Thursday, December 12, 2013

"Cumberland Rules" Clause Adds Spice as Winter Beater Challenge Heats up Again

  CWMC Headquarters, Ardrossan, Ab: Following in the tradition of the Hindenburg, Skylab, "Freedom 55" and General Motors, CWMC Agents and President alike have been hard at work as Operation Too Dumb to Quit swings into high gear with irresponsible amounts of effort and precious funding being invested in failed automotive paradigms with cryptic classifications like "Aries LE" and "99GL". Other Agents are getting in on the act as the snow season approaches, bringing with it the inevitable one-upmanship and rampant funding fraudulence of the Winter Beater Challenge.
Will Battle Cruiser #4 come out of retirement?
  Agent 533, not happy to be shepherd- -ing just one 2.2 Chrysler into antiquity, has taken the plunge again and is attempting to enlist a second version of this Klassic Kombo for winter duty; this time in the seductive form of an '85 Dodge Aries K. Beige, no less; with an automatic and a radio. 
533 with new WBC entry before tranny trauma...
  The radio, at least, appears to be in good order and seems to provide trouble-free access to AM frequencies, ensuring that 533 will remain informed of fluctuating hog prices and developing weather situations. Unfortunately, the car's only other option seems to have already resigned, leaving a smoky trail of fried clutches and dark-brown-Dexron II in its debris field. Rather than simply eat the $400.00 purchase price as a loss and sell the remains for science experiments, 533 has decided on to take the less-traveled road and invest in completely rebuilding the little slushbox on his floor at home, much to the delight of fellow Agents; always happy to experience their suffering vicariously and preferably with someone else's money.
   As this issue goes to press, 533 reports that "All systems are go... most of these extra little balls and springs and shit probably don't do anything anyway." 
  He then re-focused his attention on the pressing problem of propping up the power plant with cases of ammo and bits of kindling to facilitate the re-installation of the rebuilt unit. The President, called in to assist when competent collaborators could not be coerced, made himself useful by getting mega-ripped and eating leftover chocolate bars while leaning on the jack and going on at some length about how the Aries might be improved were it fitted with some dog-dish hubcaps and an oversized turbocharger.

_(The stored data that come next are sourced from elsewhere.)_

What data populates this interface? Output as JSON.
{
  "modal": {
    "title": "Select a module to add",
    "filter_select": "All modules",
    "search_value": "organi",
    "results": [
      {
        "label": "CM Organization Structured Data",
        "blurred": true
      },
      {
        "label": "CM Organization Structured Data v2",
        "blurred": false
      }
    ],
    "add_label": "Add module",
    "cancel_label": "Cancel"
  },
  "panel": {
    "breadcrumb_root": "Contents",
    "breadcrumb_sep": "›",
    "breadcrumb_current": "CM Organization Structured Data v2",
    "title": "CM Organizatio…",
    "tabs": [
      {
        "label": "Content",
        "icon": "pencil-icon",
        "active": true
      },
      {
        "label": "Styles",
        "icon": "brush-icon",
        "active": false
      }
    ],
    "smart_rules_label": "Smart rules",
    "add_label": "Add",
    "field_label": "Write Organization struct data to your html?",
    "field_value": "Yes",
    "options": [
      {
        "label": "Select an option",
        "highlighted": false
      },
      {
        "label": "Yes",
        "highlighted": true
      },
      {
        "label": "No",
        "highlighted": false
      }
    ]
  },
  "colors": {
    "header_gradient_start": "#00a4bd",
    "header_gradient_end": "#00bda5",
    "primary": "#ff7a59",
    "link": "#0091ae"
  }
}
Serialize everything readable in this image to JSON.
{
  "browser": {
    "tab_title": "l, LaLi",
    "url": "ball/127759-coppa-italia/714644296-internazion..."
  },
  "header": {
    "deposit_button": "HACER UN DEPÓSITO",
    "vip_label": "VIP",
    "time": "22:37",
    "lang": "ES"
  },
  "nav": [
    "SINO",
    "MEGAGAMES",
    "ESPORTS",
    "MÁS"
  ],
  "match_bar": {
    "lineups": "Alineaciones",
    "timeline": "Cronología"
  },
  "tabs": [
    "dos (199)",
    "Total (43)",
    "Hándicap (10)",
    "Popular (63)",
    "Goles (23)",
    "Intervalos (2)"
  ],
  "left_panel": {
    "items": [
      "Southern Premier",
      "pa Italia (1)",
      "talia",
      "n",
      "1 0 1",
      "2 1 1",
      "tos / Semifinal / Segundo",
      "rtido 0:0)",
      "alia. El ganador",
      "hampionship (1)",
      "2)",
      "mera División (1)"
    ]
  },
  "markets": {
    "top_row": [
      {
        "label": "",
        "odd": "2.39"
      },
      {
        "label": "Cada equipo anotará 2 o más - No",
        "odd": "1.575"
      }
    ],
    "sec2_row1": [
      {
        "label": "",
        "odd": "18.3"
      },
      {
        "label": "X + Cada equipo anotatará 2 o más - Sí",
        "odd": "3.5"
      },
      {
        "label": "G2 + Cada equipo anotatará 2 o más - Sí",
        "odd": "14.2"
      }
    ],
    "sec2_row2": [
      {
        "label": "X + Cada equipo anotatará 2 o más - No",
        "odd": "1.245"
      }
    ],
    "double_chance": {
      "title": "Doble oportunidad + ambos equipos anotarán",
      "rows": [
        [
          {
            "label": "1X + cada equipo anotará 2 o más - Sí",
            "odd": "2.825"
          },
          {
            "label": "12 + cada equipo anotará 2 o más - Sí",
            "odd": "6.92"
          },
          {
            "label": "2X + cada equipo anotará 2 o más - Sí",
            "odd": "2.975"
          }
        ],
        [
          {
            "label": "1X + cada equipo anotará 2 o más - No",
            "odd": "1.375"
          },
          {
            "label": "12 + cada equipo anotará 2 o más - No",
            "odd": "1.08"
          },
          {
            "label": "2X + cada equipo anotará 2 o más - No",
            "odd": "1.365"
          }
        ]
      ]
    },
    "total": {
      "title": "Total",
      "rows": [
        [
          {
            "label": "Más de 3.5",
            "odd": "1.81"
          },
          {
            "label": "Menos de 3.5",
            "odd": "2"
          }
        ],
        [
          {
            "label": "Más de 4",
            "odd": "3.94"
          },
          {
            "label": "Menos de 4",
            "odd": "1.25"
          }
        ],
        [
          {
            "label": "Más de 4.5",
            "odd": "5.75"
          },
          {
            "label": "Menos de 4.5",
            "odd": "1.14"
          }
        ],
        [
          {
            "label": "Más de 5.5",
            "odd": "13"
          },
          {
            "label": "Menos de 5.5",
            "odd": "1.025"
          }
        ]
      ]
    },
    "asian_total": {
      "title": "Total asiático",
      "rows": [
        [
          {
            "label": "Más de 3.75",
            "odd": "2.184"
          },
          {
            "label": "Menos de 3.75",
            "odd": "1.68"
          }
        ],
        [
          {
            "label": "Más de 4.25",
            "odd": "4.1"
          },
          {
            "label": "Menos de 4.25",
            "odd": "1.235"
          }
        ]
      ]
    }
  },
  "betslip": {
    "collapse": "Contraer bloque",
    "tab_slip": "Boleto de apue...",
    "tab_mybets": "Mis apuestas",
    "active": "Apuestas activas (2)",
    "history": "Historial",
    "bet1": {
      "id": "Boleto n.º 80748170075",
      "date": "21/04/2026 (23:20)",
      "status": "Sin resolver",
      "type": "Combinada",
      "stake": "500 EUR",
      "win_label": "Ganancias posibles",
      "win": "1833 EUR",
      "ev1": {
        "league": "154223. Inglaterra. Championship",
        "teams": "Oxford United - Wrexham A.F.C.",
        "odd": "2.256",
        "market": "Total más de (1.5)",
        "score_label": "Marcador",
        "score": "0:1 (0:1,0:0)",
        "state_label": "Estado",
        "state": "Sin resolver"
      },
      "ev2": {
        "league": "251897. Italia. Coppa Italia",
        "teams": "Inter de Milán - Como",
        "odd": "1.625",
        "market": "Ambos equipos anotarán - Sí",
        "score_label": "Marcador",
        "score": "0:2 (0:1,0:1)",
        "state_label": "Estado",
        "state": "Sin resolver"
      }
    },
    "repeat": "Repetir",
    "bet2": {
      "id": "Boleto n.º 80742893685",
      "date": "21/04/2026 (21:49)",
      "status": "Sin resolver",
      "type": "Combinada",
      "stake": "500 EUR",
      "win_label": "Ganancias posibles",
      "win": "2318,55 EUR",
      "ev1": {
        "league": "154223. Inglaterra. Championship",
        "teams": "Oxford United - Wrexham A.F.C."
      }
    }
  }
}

  Agent 303, whose weakness for crippled ersatz-luxury barges has been well-documented in this newsletter, is not going to be left out this season, either. With a host of mid-70's FoMoCo heaps to choose from (sporting nicknames like "Garbage Truck", "Barnacle", and "Train Wreck"), 303 looks to be a serious contender again this year.
"Barnacle" shows 303 is at the top of his game.
   "I think I can put something together, but these guys are off the chain..." said Agent 303, citing again the "Cumberland Rules" clause when asked why his car had no trunk floor at all and only sporadic access to second gear. "If you got there, it's good to go" is basically the gist of the sentiment that sprang from the rather loose interpretation of the rules of 8-ball in certain parts of the country where 303 hails from originally.
 The President, whose brief encounters with reality tend to follow a depressingly familiar pattern, was last seen winding up a 4-day intercontinental booze cruise down at the local 7-11, abusing the proprietor over the scanty selection of Saab spares and equally miserable 4-carton stock of Export "Green Meanies", which were promptly commandeered in the interests of promoting a measure of diplomacy. 
I know some of you think we make this shit up.
  Sidelong smoke-break Saab-speculation seems to suggest this latest break with reality may have been precipitated by a desperate, month-long thrash to ready the ruined 99 for WBC '14 that went off the rails when the water pump shit itself immediately following the first successful test-drive, thus returning the car to spectator-status until further notice. After the bodywork, paint, wiring harness replacement, ball joints, interior rebuild, heater rebuild, brake rebuild and multiple-hour troubleshooting fuckstorm, the failure of the notorious Achilles-heel pump and the associated ferocity of the repair process combined with the absolute impossibility of locating replacement parts has taken its toll on Captain Crapulence's delicate connection with actuality. Again.
1080: Coulda been a contendah...
  Agent 1080 was determined to be a worthy rival this season, too, but seems to have gotten cold feet when his choice chariot 1978 Chrysler New Yorker returned gas mileage so utterly horrifying, so shockingly vile as to send him screaming for the anonymity of some kind of late-model salt-sled with which to make the commute and still be able to make the mortgage. His retreat has only made the remaining contestants more determined.

President's slowly seeping Saab: Fuck it, just bring a bucket.
  All Agents are encouraged to get in on the action as the snow is piling up and nothing says Happy Holidays like the smug satisfaction of a CWMC WBC Champion in a rusty deathtrap limping along the shoulder on the way to the annual drunk, ass-grabbing, tell-off-your-boss-and-puke-in-the-parking-lot office xmas party.